Side-by-Side Comparison
| Drilled Well | Driven Well | Dug Well | |
|---|---|---|---|
| Construction method | Rotary or percussion drill rig | Driving pointed pipe into soil | Hand or machine excavation |
| Typical depth | 150–1,000+ ft | Under 50 ft | Under 30 ft |
| Diameter | 4–8 inches | 1.25–2 inches | 3–6 feet |
| Yield potential | 3–20+ GPM | Under 1–2 GPM | Very low; variable |
| Casing | Steel or PVC, cement-grouted | Steel pipe | Brick, stone, or concrete rings |
| Contamination risk | Low (depth + grouting) | High (shallow) | Very high (open, shallow) |
| Applicable in North Texas | Yes — standard method | No | No |
| Licensed driller required | Yes (Texas law) | N/A | N/A |
| Permit required | Yes (in GCD counties) | N/A | N/A |
Drilled Wells: The Modern Standard
A drilled well begins with a rotary rig that turns a tri-cone or PDC drill bit against rock and soil, circulating drilling fluid to remove cuttings. Once the target aquifer is reached, steel or PVC casing is run to the surface and cement is pumped into the annular space between the casing and the borehole wall — creating a sealed water column protected from the surface.
What makes drilled wells superior for North Texas:
- Depth — only method that reaches the Trinity and Woodbine aquifers at 150–600 ft
- Sealed construction — grouting prevents surface water from migrating down the outside of the casing
- Yield — larger diameter and proper well development produce 3–20 GPM in most formations
- Longevity — properly constructed drilled wells routinely last 30–50+ years
Driven Wells: A One-Trick Method
A driven well consists of a well point — a torpedo-shaped screen attached to a section of small-diameter steel pipe — hammered or pushed into saturated sandy soil. As each pipe section is driven deeper, additional sections are threaded on above. The result is a small-diameter pipe in the ground, open at the screened tip.
This approach only works when all of the following are true:
- The water table is less than 25–35 feet below the surface (suction-lift limit of a pump)
- The soil is loose, uniformly sandy or gravelly — no clay, caliche, or rock
- Very low yield is acceptable
In North Texas — where the water table is often 50–150 ft below the surface, clay and caliche dominate the shallow geology, and limestone formations require actual drilling — driven wells simply cannot be installed.

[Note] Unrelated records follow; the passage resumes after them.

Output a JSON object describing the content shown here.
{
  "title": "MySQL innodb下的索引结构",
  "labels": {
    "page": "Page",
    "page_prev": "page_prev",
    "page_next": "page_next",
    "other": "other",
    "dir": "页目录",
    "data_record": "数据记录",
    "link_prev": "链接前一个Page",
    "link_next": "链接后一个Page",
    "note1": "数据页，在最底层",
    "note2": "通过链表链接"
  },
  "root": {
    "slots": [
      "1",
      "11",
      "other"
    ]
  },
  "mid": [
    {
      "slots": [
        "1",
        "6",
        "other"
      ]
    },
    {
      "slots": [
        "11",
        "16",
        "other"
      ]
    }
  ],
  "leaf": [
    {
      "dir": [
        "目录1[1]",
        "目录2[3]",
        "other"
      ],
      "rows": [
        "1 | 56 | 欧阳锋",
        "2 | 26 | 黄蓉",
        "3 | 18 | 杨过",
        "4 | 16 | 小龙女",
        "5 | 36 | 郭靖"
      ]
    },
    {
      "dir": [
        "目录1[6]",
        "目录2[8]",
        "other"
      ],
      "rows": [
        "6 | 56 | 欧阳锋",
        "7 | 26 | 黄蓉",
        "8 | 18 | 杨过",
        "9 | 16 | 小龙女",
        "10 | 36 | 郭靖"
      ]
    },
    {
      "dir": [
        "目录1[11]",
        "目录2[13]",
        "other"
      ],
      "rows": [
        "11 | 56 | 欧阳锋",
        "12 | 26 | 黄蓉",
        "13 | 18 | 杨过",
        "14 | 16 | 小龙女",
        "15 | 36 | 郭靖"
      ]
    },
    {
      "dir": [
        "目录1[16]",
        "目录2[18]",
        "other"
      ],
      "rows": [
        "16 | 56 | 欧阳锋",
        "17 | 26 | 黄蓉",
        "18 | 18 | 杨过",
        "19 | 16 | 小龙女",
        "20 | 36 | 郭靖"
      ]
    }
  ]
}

They are not a cost-saving shortcut; they are not viable at all.
Dug Wells: An Obsolete Approach
A dug well is an excavated pit — historically dug by hand with shovels and buckets, now sometimes machine-excavated with a backhoe — lined with stone, brick, or precast concrete rings to prevent collapse. Water seeps into the bottom of the pit from the surrounding saturated zone.

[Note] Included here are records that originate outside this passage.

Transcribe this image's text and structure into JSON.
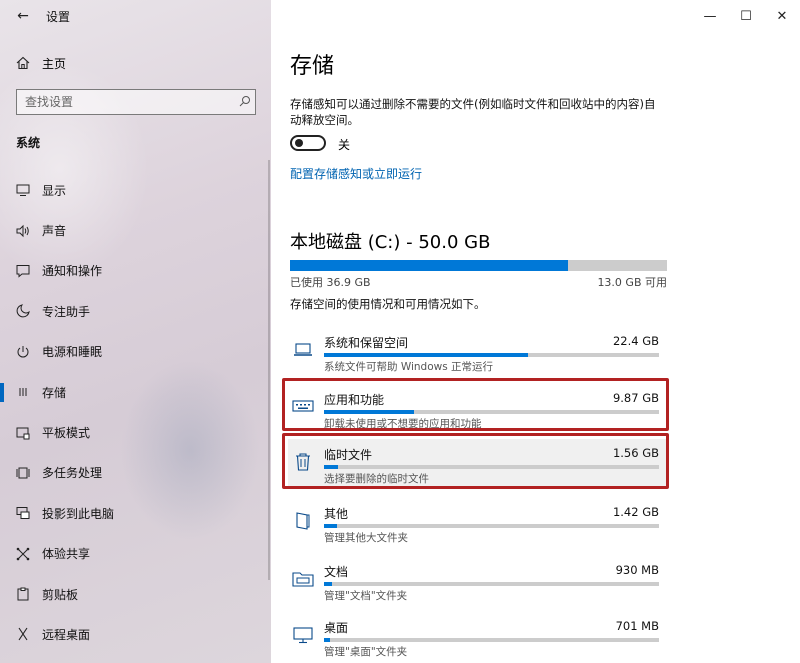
{
  "window": {
    "title": "设置",
    "back_icon": "←",
    "minimize": "—",
    "maximize": "☐",
    "close": "✕"
  },
  "sidebar": {
    "home_label": "主页",
    "search_placeholder": "查找设置",
    "section": "系统",
    "items": [
      {
        "label": "显示",
        "icon": "monitor-icon"
      },
      {
        "label": "声音",
        "icon": "speaker-icon"
      },
      {
        "label": "通知和操作",
        "icon": "notification-icon"
      },
      {
        "label": "专注助手",
        "icon": "moon-icon"
      },
      {
        "label": "电源和睡眠",
        "icon": "power-icon"
      },
      {
        "label": "存储",
        "icon": "storage-icon",
        "active": true
      },
      {
        "label": "平板模式",
        "icon": "tablet-icon"
      },
      {
        "label": "多任务处理",
        "icon": "multitask-icon"
      },
      {
        "label": "投影到此电脑",
        "icon": "project-icon"
      },
      {
        "label": "体验共享",
        "icon": "share-icon"
      },
      {
        "label": "剪贴板",
        "icon": "clipboard-icon"
      },
      {
        "label": "远程桌面",
        "icon": "remote-icon"
      }
    ]
  },
  "main": {
    "title": "存储",
    "sense_desc": "存储感知可以通过删除不需要的文件(例如临时文件和回收站中的内容)自动释放空间。",
    "toggle_state": "关",
    "toggle_on": false,
    "config_link": "配置存储感知或立即运行",
    "disk_title": "本地磁盘 (C:) - 50.0 GB",
    "used": "已使用 36.9 GB",
    "free": "13.0 GB 可用",
    "used_fraction": 0.738,
    "usage_desc": "存储空间的使用情况和可用情况如下。",
    "categories": [
      {
        "name": "系统和保留空间",
        "size": "22.4 GB",
        "sub": "系统文件可帮助 Windows 正常运行",
        "fraction": 0.608,
        "icon": "laptop-icon"
      },
      {
        "name": "应用和功能",
        "size": "9.87 GB",
        "sub": "卸载未使用或不想要的应用和功能",
        "fraction": 0.268,
        "icon": "keyboard-icon"
      },
      {
        "name": "临时文件",
        "size": "1.56 GB",
        "sub": "选择要删除的临时文件",
        "fraction": 0.042,
        "icon": "trash-icon"
      },
      {
        "name": "其他",
        "size": "1.42 GB",
        "sub": "管理其他大文件夹",
        "fraction": 0.038,
        "icon": "folder-open-icon"
      },
      {
        "name": "文档",
        "size": "930 MB",
        "sub": "管理\"文档\"文件夹",
        "fraction": 0.025,
        "icon": "folder-icon"
      },
      {
        "name": "桌面",
        "size": "701 MB",
        "sub": "管理\"桌面\"文件夹",
        "fraction": 0.019,
        "icon": "desktop-icon"
      }
    ]
  },
  "colors": {
    "accent": "#0078d7",
    "link": "#0063b1",
    "highlight_box": "#b22222"
  }
}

Dug wells were once common on Texas farmsteads because they required no specialized equipment. The problems are substantial:
Contamination vulnerability. A large-diameter open pit collects whatever runs into it — surface water, insects, small animals. A single heavy rain event can introduce bacteria, nitrates, and chemical contamination. Dug wells in Texas have caused documented disease outbreaks.

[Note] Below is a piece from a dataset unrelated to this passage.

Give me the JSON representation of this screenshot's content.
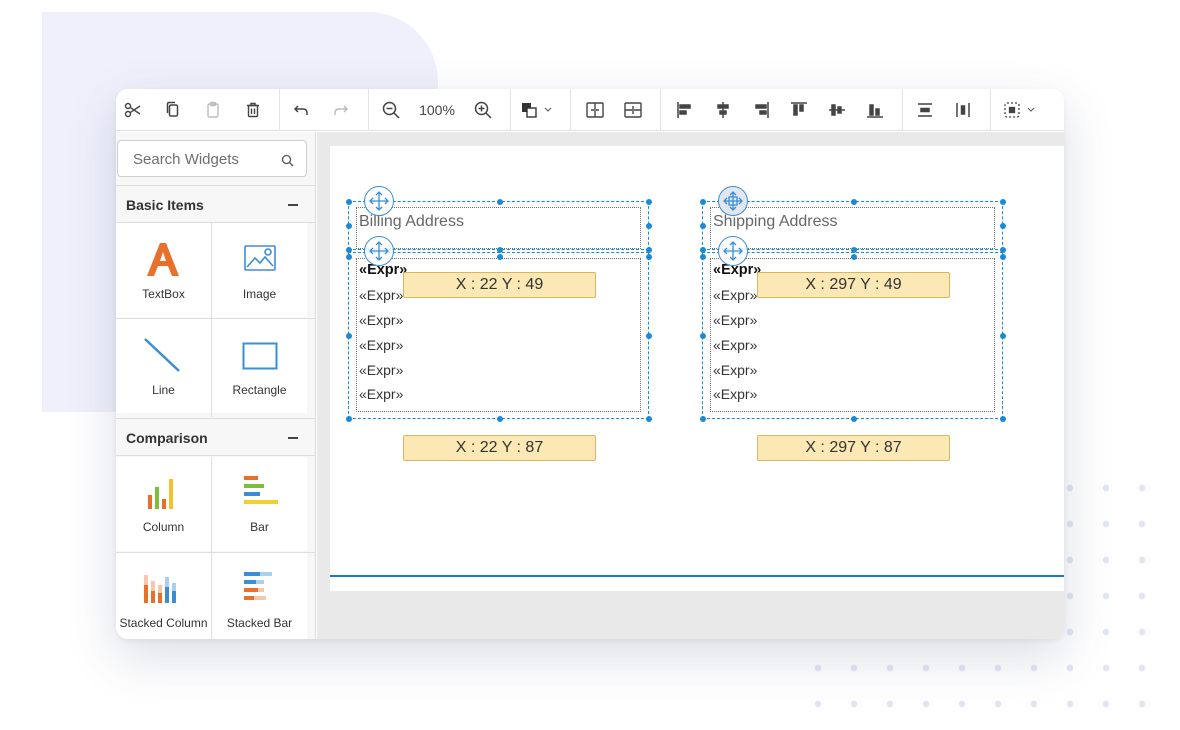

Shallow depth. A dug well rarely reaches more than 30–40 feet. During drought, the water table drops and the dug well dries up. North Texas experiences multi-year drought cycles that regularly lower water tables beyond dug-well range.
Modern codes prohibit new construction. Texas TDLR construction standards require casing, grouting, and proper wellhead protection — requirements that a dug well cannot meet. No new dug wells are permitted for domestic water supply.
What to Do with an Old Dug or Driven Well
If you purchase a rural property with an existing dug well or old driven well:
- Do not use it for drinking water without lab testing (coliform, nitrates, metals at minimum)
- Have a licensed driller inspect the structure
- Determine whether the well meets Texas standards or should be decommissioned
- Consider drilling a new properly cased well to replace it
Texas requires proper decommissioning (plugging and grouting) of abandoned water wells — simply filling a dug well with dirt is not compliant.